The Central Election Commission (CEC) said yesterday it was not authorized to deal with incumbent lawmakers who hold dual citizenship in the legislature and it has yet to decide what to do with those who possessed dual citizenship in previous legislatures.
The meeting comes in the wake of questions over the citizenship status of Chinese Nationalist Party (KMT) Legislator Diane Lee (李慶安) and former Taiwan Solidarity Union legislator George Liu (劉寬平), who is now the nation’s representative to Switzerland.
The Chinese-language Next Magazine claimed in March that Lee still holds US citizenship.
Last month the magazine reported that the Ministry of Foreign Affairs (MOFA) had received confirmation from the US government that Lee holds US citizenship.

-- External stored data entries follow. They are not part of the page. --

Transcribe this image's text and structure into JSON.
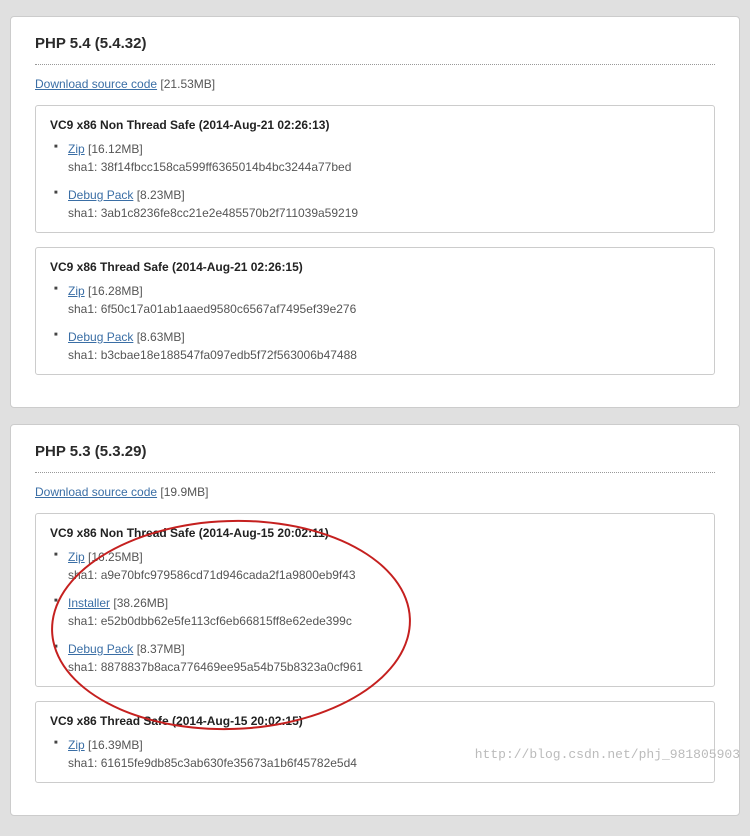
{
  "sections": [
    {
      "title": "PHP 5.4 (5.4.32)",
      "source_link": "Download source code",
      "source_size": "[21.53MB]",
      "builds": [
        {
          "title": "VC9 x86 Non Thread Safe (2014-Aug-21 02:26:13)",
          "items": [
            {
              "link": "Zip",
              "size": "[16.12MB]",
              "sha": "sha1: 38f14fbcc158ca599ff6365014b4bc3244a77bed"
            },
            {
              "link": "Debug Pack",
              "size": "[8.23MB]",
              "sha": "sha1: 3ab1c8236fe8cc21e2e485570b2f711039a59219"
            }
          ]
        },
        {
          "title": "VC9 x86 Thread Safe (2014-Aug-21 02:26:15)",
          "items": [
            {
              "link": "Zip",
              "size": "[16.28MB]",
              "sha": "sha1: 6f50c17a01ab1aaed9580c6567af7495ef39e276"
            },
            {
              "link": "Debug Pack",
              "size": "[8.63MB]",
              "sha": "sha1: b3cbae18e188547fa097edb5f72f563006b47488"
            }
          ]
        }
      ]
    },
    {
      "title": "PHP 5.3 (5.3.29)",
      "source_link": "Download source code",
      "source_size": "[19.9MB]",
      "annotated": true,
      "builds": [
        {
          "title": "VC9 x86 Non Thread Safe (2014-Aug-15 20:02:11)",
          "items": [
            {
              "link": "Zip",
              "size": "[16.25MB]",
              "sha": "sha1: a9e70bfc979586cd71d946cada2f1a9800eb9f43"
            },
            {
              "link": "Installer",
              "size": "[38.26MB]",
              "sha": "sha1: e52b0dbb62e5fe113cf6eb66815ff8e62ede399c"
            },
            {
              "link": "Debug Pack",
              "size": "[8.37MB]",
              "sha": "sha1: 8878837b8aca776469ee95a54b75b8323a0cf961"
            }
          ]
        },
        {
          "title": "VC9 x86 Thread Safe (2014-Aug-15 20:02:15)",
          "items": [
            {
              "link": "Zip",
              "size": "[16.39MB]",
              "sha": "sha1: 61615fe9db85c3ab630fe35673a1b6f45782e5d4"
            }
          ]
        }
      ]
    }
  ],
  "watermark": "http://blog.csdn.net/phj_981805903"
}
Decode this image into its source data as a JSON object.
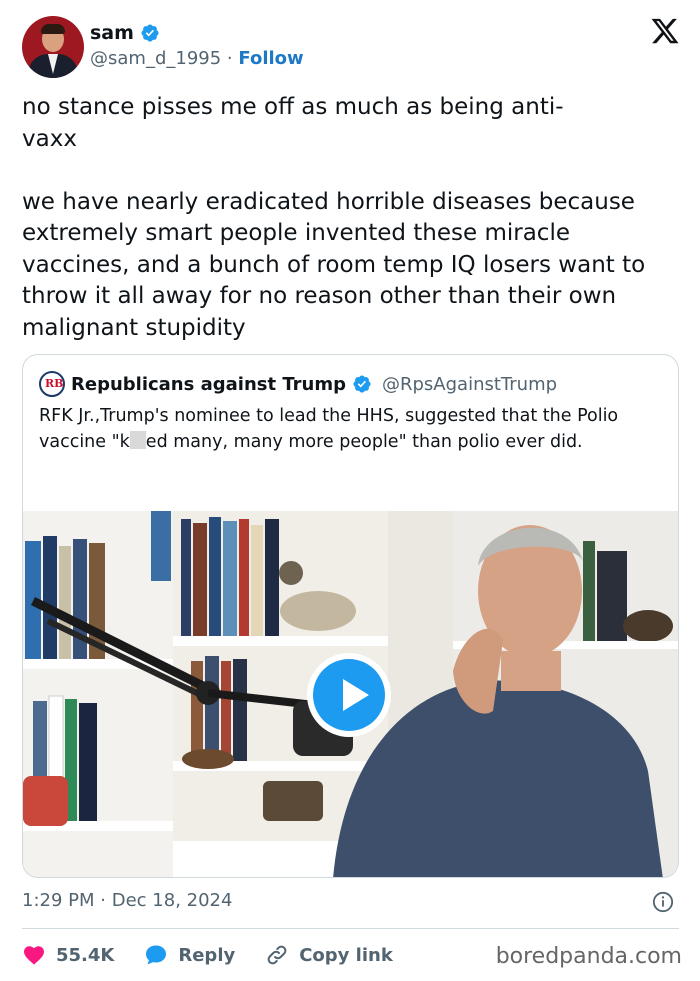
{
  "author": {
    "name": "sam",
    "handle": "@sam_d_1995",
    "separator": "·",
    "follow_label": "Follow",
    "verified_color": "#1d9bf0"
  },
  "icons": {
    "platform": "x-logo-icon",
    "verified": "verified-badge-icon",
    "like": "heart-icon",
    "reply": "speech-bubble-icon",
    "copy": "link-icon",
    "info": "info-icon",
    "play": "play-icon"
  },
  "tweet": {
    "text": "no stance pisses me off as much as being anti-\nvaxx\n\nwe have nearly eradicated horrible diseases because extremely smart people invented these miracle vaccines, and a bunch of room temp IQ losers want to throw it all away for no reason other than their own malignant stupidity"
  },
  "quote": {
    "name": "Republicans against Trump",
    "handle": "@RpsAgainstTrump",
    "logo_text": "RB",
    "text_before": "RFK Jr.,Trump's nominee to lead the HHS, suggested that the Polio vaccine \"k",
    "text_after": "ed many, many more people\" than polio ever did."
  },
  "meta": {
    "time": "1:29 PM",
    "separator": "·",
    "date": "Dec 18, 2024"
  },
  "actions": {
    "likes": "55.4K",
    "reply_label": "Reply",
    "copy_label": "Copy link"
  },
  "watermark": "boredpanda.com",
  "colors": {
    "like": "#f91880",
    "accent": "#1d9bf0",
    "link_blue": "#1d79c6"
  }
}
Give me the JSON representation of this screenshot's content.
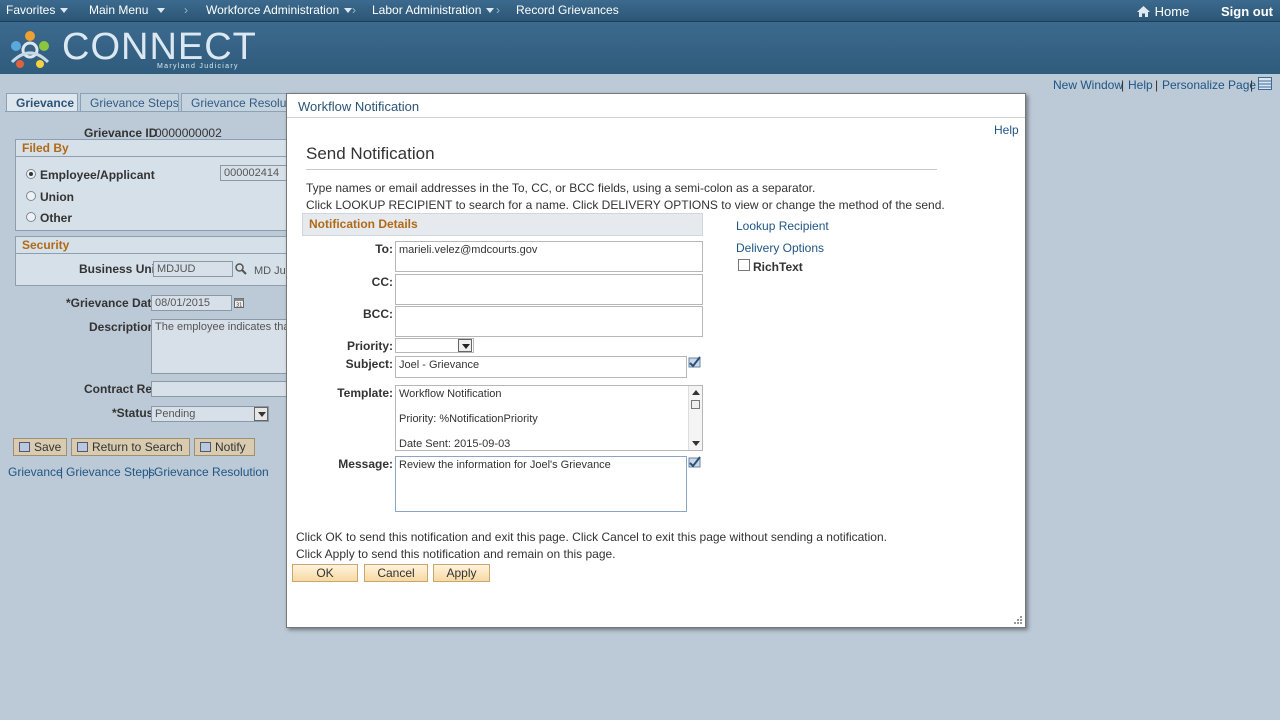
{
  "topnav": {
    "favorites": "Favorites",
    "main_menu": "Main Menu",
    "breadcrumb1": "Workforce Administration",
    "breadcrumb2": "Labor Administration",
    "breadcrumb3": "Record Grievances",
    "home": "Home",
    "signout": "Sign out"
  },
  "brand": {
    "name": "CONNECT",
    "sub": "Maryland Judiciary"
  },
  "pagelinks": {
    "new_window": "New Window",
    "help": "Help",
    "personalize": "Personalize Page"
  },
  "tabs": [
    "Grievance",
    "Grievance Steps",
    "Grievance Resolution"
  ],
  "form": {
    "grievance_id_label": "Grievance ID",
    "grievance_id": "0000000002",
    "filed_by_title": "Filed By",
    "radio_employee": "Employee/Applicant",
    "radio_union": "Union",
    "radio_other": "Other",
    "employee_id": "000002414",
    "security_title": "Security",
    "business_unit_label": "Business Unit",
    "business_unit": "MDJUD",
    "business_unit_desc": "MD Ju",
    "grievance_date_label": "*Grievance Date",
    "grievance_date": "08/01/2015",
    "description_label": "Description",
    "description": "The employee indicates tha",
    "contract_ref_label": "Contract Ref",
    "status_label": "*Status",
    "status": "Pending",
    "save": "Save",
    "return_search": "Return to Search",
    "notify": "Notify"
  },
  "bottomlinks": [
    "Grievance",
    "Grievance Steps",
    "Grievance Resolution"
  ],
  "modal": {
    "title": "Workflow Notification",
    "help": "Help",
    "heading": "Send Notification",
    "instr1": "Type names or email addresses in the To, CC, or BCC fields, using a semi-colon as a separator.",
    "instr2": "Click LOOKUP RECIPIENT to search for a name.  Click DELIVERY OPTIONS to view or change the method of the send.",
    "section_title": "Notification Details",
    "lookup": "Lookup Recipient",
    "delivery": "Delivery Options",
    "richtext": "RichText",
    "to_label": "To:",
    "to": "marieli.velez@mdcourts.gov",
    "cc_label": "CC:",
    "cc": "",
    "bcc_label": "BCC:",
    "bcc": "",
    "priority_label": "Priority:",
    "priority": "",
    "subject_label": "Subject:",
    "subject": "Joel - Grievance",
    "template_label": "Template:",
    "template_lines": [
      "Workflow Notification",
      "Priority:  %NotificationPriority",
      "Date Sent:  2015-09-03"
    ],
    "message_label": "Message:",
    "message": "Review the information for Joel's Grievance",
    "footer1": "Click OK to send this notification and exit this page.  Click Cancel to exit this page without sending a notification.",
    "footer2": "Click Apply to send this notification and remain on this page.",
    "ok": "OK",
    "cancel": "Cancel",
    "apply": "Apply"
  },
  "colors": {
    "nav": "#2f5b7c",
    "link": "#1f5584",
    "section": "#b06a16",
    "button": "#f7d9a3"
  }
}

Lee has denied both reports while the ministry said it had never asked the US government to verify Lee’s citizenship status.

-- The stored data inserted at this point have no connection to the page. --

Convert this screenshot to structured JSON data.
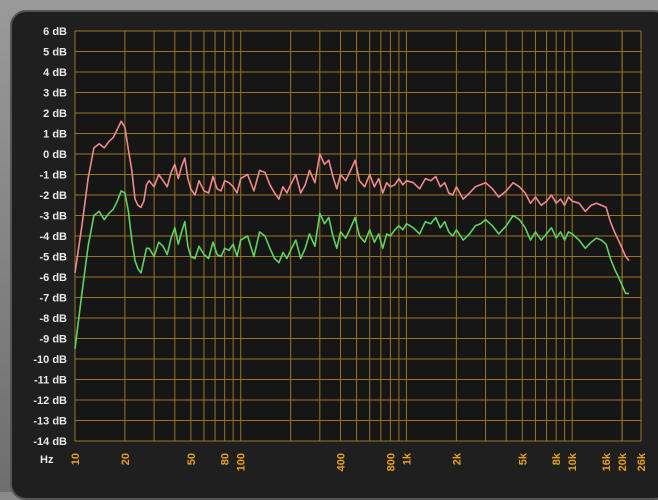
{
  "chart_data": {
    "type": "line",
    "x_scale": "log",
    "xlim": [
      10,
      26000
    ],
    "ylim": [
      -14,
      6
    ],
    "y_unit": "dB",
    "x_unit_label": "Hz",
    "grid": true,
    "y_ticks": [
      6,
      5,
      4,
      3,
      2,
      1,
      0,
      -1,
      -2,
      -3,
      -4,
      -5,
      -6,
      -7,
      -8,
      -9,
      -10,
      -11,
      -12,
      -13,
      -14
    ],
    "y_tick_labels": [
      "6 dB",
      "5 dB",
      "4 dB",
      "3 dB",
      "2 dB",
      "1 dB",
      "0 dB",
      "-1 dB",
      "-2 dB",
      "-3 dB",
      "-4 dB",
      "-5 dB",
      "-6 dB",
      "-7 dB",
      "-8 dB",
      "-9 dB",
      "-10 dB",
      "-11 dB",
      "-12 dB",
      "-13 dB",
      "-14 dB"
    ],
    "x_ticks": [
      {
        "value": 10,
        "label": "10"
      },
      {
        "value": 20,
        "label": "20"
      },
      {
        "value": 50,
        "label": "50"
      },
      {
        "value": 80,
        "label": "80"
      },
      {
        "value": 100,
        "label": "100"
      },
      {
        "value": 400,
        "label": "400"
      },
      {
        "value": 800,
        "label": "800"
      },
      {
        "value": 1000,
        "label": "1k"
      },
      {
        "value": 2000,
        "label": "2k"
      },
      {
        "value": 5000,
        "label": "5k"
      },
      {
        "value": 8000,
        "label": "8k"
      },
      {
        "value": 10000,
        "label": "10k"
      },
      {
        "value": 16000,
        "label": "16k"
      },
      {
        "value": 20000,
        "label": "20k"
      },
      {
        "value": 26000,
        "label": "26k"
      }
    ],
    "series": [
      {
        "color": "#f08a8a",
        "points": [
          [
            10,
            -5.8
          ],
          [
            11,
            -3.5
          ],
          [
            12,
            -1.2
          ],
          [
            13,
            0.3
          ],
          [
            14,
            0.5
          ],
          [
            15,
            0.3
          ],
          [
            16,
            0.6
          ],
          [
            17,
            0.8
          ],
          [
            18,
            1.2
          ],
          [
            19,
            1.6
          ],
          [
            20,
            1.3
          ],
          [
            21,
            0.2
          ],
          [
            22,
            -0.8
          ],
          [
            23,
            -2.2
          ],
          [
            24,
            -2.5
          ],
          [
            25,
            -2.6
          ],
          [
            26,
            -2.3
          ],
          [
            27,
            -1.5
          ],
          [
            28,
            -1.3
          ],
          [
            30,
            -1.6
          ],
          [
            32,
            -1.0
          ],
          [
            34,
            -1.3
          ],
          [
            36,
            -1.6
          ],
          [
            38,
            -0.9
          ],
          [
            40,
            -0.5
          ],
          [
            42,
            -1.2
          ],
          [
            44,
            -0.6
          ],
          [
            46,
            -0.2
          ],
          [
            48,
            -1.2
          ],
          [
            50,
            -1.7
          ],
          [
            53,
            -2.0
          ],
          [
            56,
            -1.3
          ],
          [
            60,
            -1.8
          ],
          [
            64,
            -1.9
          ],
          [
            68,
            -1.1
          ],
          [
            72,
            -1.7
          ],
          [
            76,
            -1.8
          ],
          [
            80,
            -1.3
          ],
          [
            85,
            -1.4
          ],
          [
            90,
            -1.6
          ],
          [
            95,
            -1.9
          ],
          [
            100,
            -1.2
          ],
          [
            110,
            -1.0
          ],
          [
            120,
            -1.8
          ],
          [
            130,
            -0.8
          ],
          [
            140,
            -0.9
          ],
          [
            150,
            -1.5
          ],
          [
            160,
            -1.9
          ],
          [
            170,
            -2.2
          ],
          [
            180,
            -1.6
          ],
          [
            190,
            -1.9
          ],
          [
            200,
            -1.5
          ],
          [
            215,
            -1.0
          ],
          [
            230,
            -1.9
          ],
          [
            245,
            -1.5
          ],
          [
            260,
            -0.8
          ],
          [
            280,
            -1.4
          ],
          [
            300,
            0.0
          ],
          [
            320,
            -0.5
          ],
          [
            340,
            -0.3
          ],
          [
            360,
            -1.1
          ],
          [
            380,
            -1.7
          ],
          [
            400,
            -1.0
          ],
          [
            430,
            -1.3
          ],
          [
            460,
            -0.8
          ],
          [
            490,
            -0.3
          ],
          [
            520,
            -1.3
          ],
          [
            560,
            -1.6
          ],
          [
            600,
            -1.0
          ],
          [
            640,
            -1.6
          ],
          [
            680,
            -1.2
          ],
          [
            720,
            -1.9
          ],
          [
            760,
            -1.4
          ],
          [
            800,
            -1.6
          ],
          [
            850,
            -1.5
          ],
          [
            900,
            -1.2
          ],
          [
            950,
            -1.5
          ],
          [
            1000,
            -1.3
          ],
          [
            1100,
            -1.4
          ],
          [
            1200,
            -1.7
          ],
          [
            1300,
            -1.2
          ],
          [
            1400,
            -1.3
          ],
          [
            1500,
            -1.1
          ],
          [
            1600,
            -1.6
          ],
          [
            1700,
            -1.4
          ],
          [
            1800,
            -1.9
          ],
          [
            1900,
            -2.0
          ],
          [
            2000,
            -1.6
          ],
          [
            2200,
            -2.2
          ],
          [
            2400,
            -1.9
          ],
          [
            2600,
            -1.6
          ],
          [
            2800,
            -1.5
          ],
          [
            3000,
            -1.4
          ],
          [
            3300,
            -1.7
          ],
          [
            3600,
            -2.1
          ],
          [
            4000,
            -1.8
          ],
          [
            4400,
            -1.4
          ],
          [
            4800,
            -1.6
          ],
          [
            5200,
            -1.9
          ],
          [
            5600,
            -2.4
          ],
          [
            6000,
            -2.1
          ],
          [
            6500,
            -2.5
          ],
          [
            7000,
            -2.3
          ],
          [
            7500,
            -2.0
          ],
          [
            8000,
            -2.4
          ],
          [
            8500,
            -2.2
          ],
          [
            9000,
            -2.5
          ],
          [
            9500,
            -2.1
          ],
          [
            10000,
            -2.3
          ],
          [
            11000,
            -2.4
          ],
          [
            12000,
            -2.8
          ],
          [
            13000,
            -2.5
          ],
          [
            14000,
            -2.4
          ],
          [
            15000,
            -2.5
          ],
          [
            16000,
            -2.6
          ],
          [
            17000,
            -3.3
          ],
          [
            18000,
            -3.8
          ],
          [
            19000,
            -4.2
          ],
          [
            20000,
            -4.6
          ],
          [
            21000,
            -5.0
          ],
          [
            22000,
            -5.2
          ]
        ]
      },
      {
        "color": "#5fd35f",
        "points": [
          [
            10,
            -9.5
          ],
          [
            11,
            -6.8
          ],
          [
            12,
            -4.5
          ],
          [
            13,
            -3.0
          ],
          [
            14,
            -2.8
          ],
          [
            15,
            -3.2
          ],
          [
            16,
            -2.9
          ],
          [
            17,
            -2.7
          ],
          [
            18,
            -2.3
          ],
          [
            19,
            -1.8
          ],
          [
            20,
            -1.9
          ],
          [
            21,
            -2.8
          ],
          [
            22,
            -4.2
          ],
          [
            23,
            -5.2
          ],
          [
            24,
            -5.6
          ],
          [
            25,
            -5.8
          ],
          [
            26,
            -5.2
          ],
          [
            27,
            -4.6
          ],
          [
            28,
            -4.6
          ],
          [
            30,
            -5.0
          ],
          [
            32,
            -4.3
          ],
          [
            34,
            -4.5
          ],
          [
            36,
            -4.9
          ],
          [
            38,
            -4.1
          ],
          [
            40,
            -3.6
          ],
          [
            42,
            -4.4
          ],
          [
            44,
            -3.8
          ],
          [
            46,
            -3.3
          ],
          [
            48,
            -4.5
          ],
          [
            50,
            -5.0
          ],
          [
            53,
            -5.1
          ],
          [
            56,
            -4.5
          ],
          [
            60,
            -4.9
          ],
          [
            64,
            -5.1
          ],
          [
            68,
            -4.3
          ],
          [
            72,
            -4.9
          ],
          [
            76,
            -5.0
          ],
          [
            80,
            -4.6
          ],
          [
            85,
            -4.7
          ],
          [
            90,
            -4.4
          ],
          [
            95,
            -5.0
          ],
          [
            100,
            -4.2
          ],
          [
            110,
            -4.0
          ],
          [
            120,
            -5.0
          ],
          [
            130,
            -3.8
          ],
          [
            140,
            -4.0
          ],
          [
            150,
            -4.6
          ],
          [
            160,
            -5.1
          ],
          [
            170,
            -5.3
          ],
          [
            180,
            -4.8
          ],
          [
            190,
            -5.1
          ],
          [
            200,
            -4.7
          ],
          [
            215,
            -4.2
          ],
          [
            230,
            -5.1
          ],
          [
            245,
            -4.6
          ],
          [
            260,
            -3.9
          ],
          [
            280,
            -4.5
          ],
          [
            300,
            -2.9
          ],
          [
            320,
            -3.4
          ],
          [
            340,
            -3.1
          ],
          [
            360,
            -4.0
          ],
          [
            380,
            -4.6
          ],
          [
            400,
            -3.8
          ],
          [
            430,
            -4.1
          ],
          [
            460,
            -3.6
          ],
          [
            490,
            -3.1
          ],
          [
            520,
            -4.0
          ],
          [
            560,
            -4.3
          ],
          [
            600,
            -3.7
          ],
          [
            640,
            -4.3
          ],
          [
            680,
            -3.9
          ],
          [
            720,
            -4.6
          ],
          [
            760,
            -3.9
          ],
          [
            800,
            -4.0
          ],
          [
            850,
            -3.7
          ],
          [
            900,
            -3.5
          ],
          [
            950,
            -3.7
          ],
          [
            1000,
            -3.4
          ],
          [
            1100,
            -3.6
          ],
          [
            1200,
            -3.9
          ],
          [
            1300,
            -3.3
          ],
          [
            1400,
            -3.4
          ],
          [
            1500,
            -3.1
          ],
          [
            1600,
            -3.6
          ],
          [
            1700,
            -3.3
          ],
          [
            1800,
            -3.8
          ],
          [
            1900,
            -4.0
          ],
          [
            2000,
            -3.7
          ],
          [
            2200,
            -4.2
          ],
          [
            2400,
            -3.9
          ],
          [
            2600,
            -3.5
          ],
          [
            2800,
            -3.4
          ],
          [
            3000,
            -3.2
          ],
          [
            3300,
            -3.5
          ],
          [
            3600,
            -3.9
          ],
          [
            4000,
            -3.5
          ],
          [
            4400,
            -3.0
          ],
          [
            4800,
            -3.2
          ],
          [
            5200,
            -3.6
          ],
          [
            5600,
            -4.2
          ],
          [
            6000,
            -3.8
          ],
          [
            6500,
            -4.2
          ],
          [
            7000,
            -3.9
          ],
          [
            7500,
            -3.6
          ],
          [
            8000,
            -4.1
          ],
          [
            8500,
            -3.8
          ],
          [
            9000,
            -4.2
          ],
          [
            9500,
            -3.8
          ],
          [
            10000,
            -3.9
          ],
          [
            11000,
            -4.2
          ],
          [
            12000,
            -4.6
          ],
          [
            13000,
            -4.3
          ],
          [
            14000,
            -4.1
          ],
          [
            15000,
            -4.2
          ],
          [
            16000,
            -4.4
          ],
          [
            17000,
            -5.1
          ],
          [
            18000,
            -5.6
          ],
          [
            19000,
            -6.0
          ],
          [
            20000,
            -6.4
          ],
          [
            21000,
            -6.8
          ],
          [
            22000,
            -6.8
          ]
        ]
      }
    ]
  }
}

Liu — who took up his post in Switzerland in February — said earlier this month that he had filed an application to relinquish his US citizenship at the end of last year but the process was not yet complete.

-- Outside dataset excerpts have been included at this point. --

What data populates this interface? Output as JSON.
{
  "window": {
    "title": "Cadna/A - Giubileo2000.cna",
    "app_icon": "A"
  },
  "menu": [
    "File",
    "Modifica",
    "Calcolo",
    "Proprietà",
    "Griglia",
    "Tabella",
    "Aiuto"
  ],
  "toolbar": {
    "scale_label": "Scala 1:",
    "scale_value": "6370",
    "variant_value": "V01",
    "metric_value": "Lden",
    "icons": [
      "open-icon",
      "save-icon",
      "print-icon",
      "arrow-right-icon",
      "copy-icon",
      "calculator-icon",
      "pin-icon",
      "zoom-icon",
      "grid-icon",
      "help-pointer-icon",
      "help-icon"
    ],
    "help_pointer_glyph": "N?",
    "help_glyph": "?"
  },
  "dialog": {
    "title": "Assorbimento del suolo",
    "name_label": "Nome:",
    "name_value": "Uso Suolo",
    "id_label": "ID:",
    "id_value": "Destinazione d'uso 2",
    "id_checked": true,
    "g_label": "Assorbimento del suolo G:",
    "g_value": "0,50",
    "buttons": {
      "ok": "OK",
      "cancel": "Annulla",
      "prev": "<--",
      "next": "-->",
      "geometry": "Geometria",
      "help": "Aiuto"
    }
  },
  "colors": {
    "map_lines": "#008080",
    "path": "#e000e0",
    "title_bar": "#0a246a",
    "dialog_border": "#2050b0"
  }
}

That raised the question of whether he had violated the Nationality Act (國籍法) by serving as a legislator from 2005 to this year while still a US citizen.
Article 20 of the Nationality Act, which took effect on June 20, 2001, stipulates that foreign citizens are prohibited from holding government office.
While the legislature has launched its own investigation into the foreign citizenship or residency status of lawmakers, the commission met for three hours yesterday to discuss how it would handle the issues. But no conclusion was reached.
“There was an article in the Election and Recall Law of Public Servants (公職人員選舉罷免法) that stipulated the Central Election Commission could handle cases where legislators or legislators-elect held dual nationality — but the article was removed last November,” commission Chairman Chang Cheng-hsiung (張政雄) told reporters after the meeting.
That means the commission is not empowered to deal with the nationality issue in the current legislature, he said.
“We did decide in the meeting that we do have the authority to deal with dual citizenship cases if they occurred between 2000 to 2008 [when the article was still in effect], but we did not reach a consensus on how to do so,” he said.
Chang said the commission could either invalidate a legislator’s election or revoke their position, but “commission members have differed on which measure to take.”
He said the commission members did not discuss individual cases yesterday, which were “left until the next meeting.”